Mozambique: les habitants de Beira entre résilience et incompréhension

Après le passage du cyclone Idai, au Mozambique, le 18 mars 2018.
© ADRIEN BARBIER / AFP

Au Mozambique, une semaine après le passage du cyclone Idai, au moins 400 personnes sont mortes et on compte près de 600 000 sinistrés dans la zone de Beira. Cette importante ville du pays a été presque entièrement détruite. Ce bilan, encore provisoire, a été communiqué, dans la matinée de ce dimanche 24 mars, par le ministre de l’Environnement, Celso Correia.

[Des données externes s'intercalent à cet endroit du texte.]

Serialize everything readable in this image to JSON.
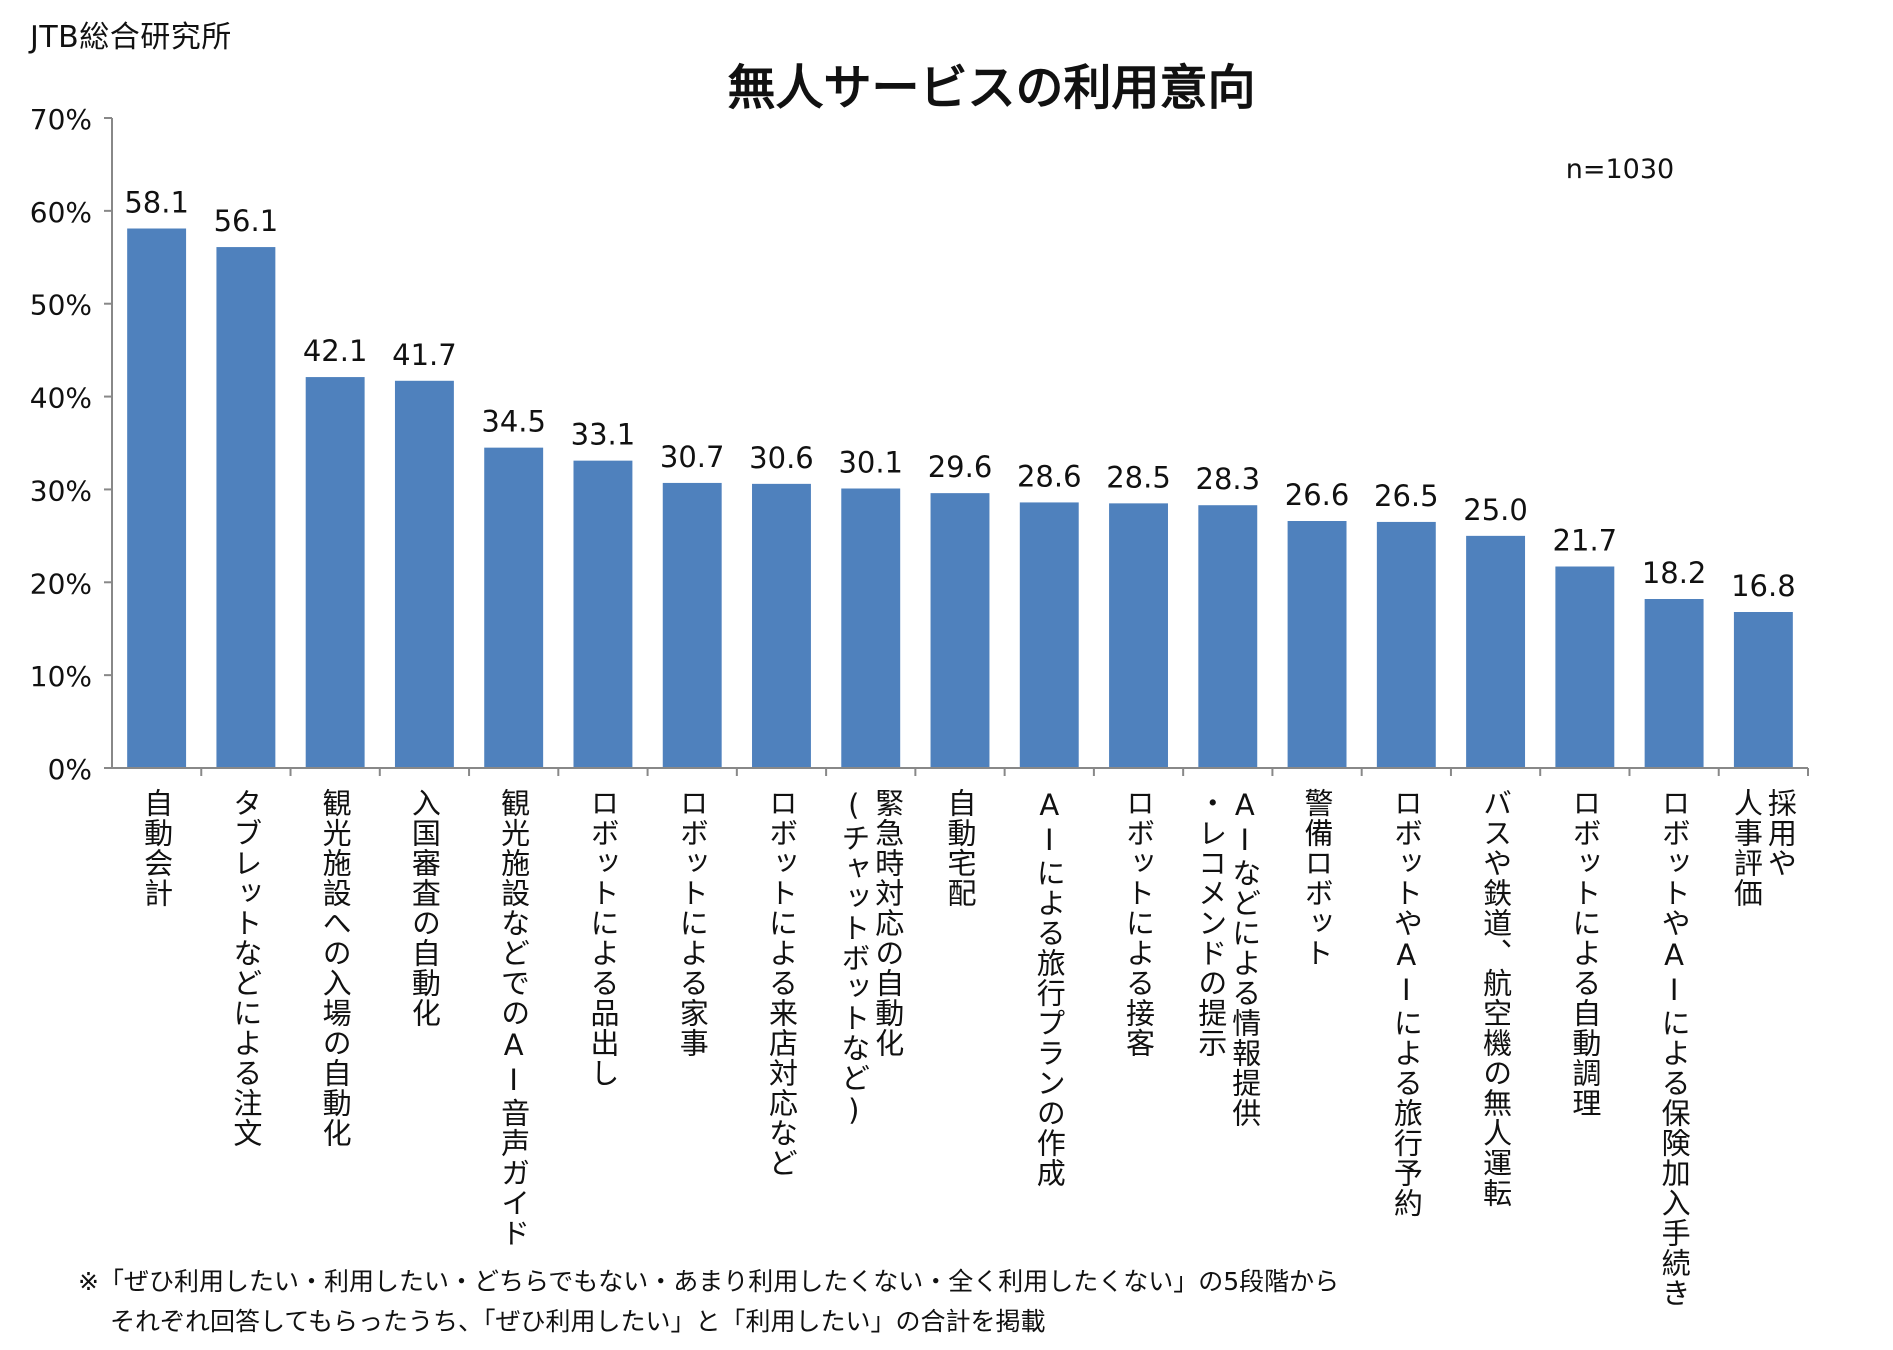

Les habitants de Beira font preuve d’une grande résilience. Déjà, ils s’organisent pour remettre leur ville sur pied. Ce dimanche matin, un peu plus d’une centaine de jeunes nettoyaient les rues et un centre de santé, près la cathédrale de Beira.

La cathédrale qui, par ailleurs, était pleine. Deux messes ont eu lieu à 7h00 et 9h00 et, à chaque office, tous les bancs étaient remplis. La communauté chrétienne est très dynamique mais le prêtre Alfredo Manhiça a confié à RFI que cette forte influence était bien liée au passage du cyclone. « Les fidèles sont en deuil. Ils ont besoin de pleurer et de demander de l’aide », a-t-il expliqué.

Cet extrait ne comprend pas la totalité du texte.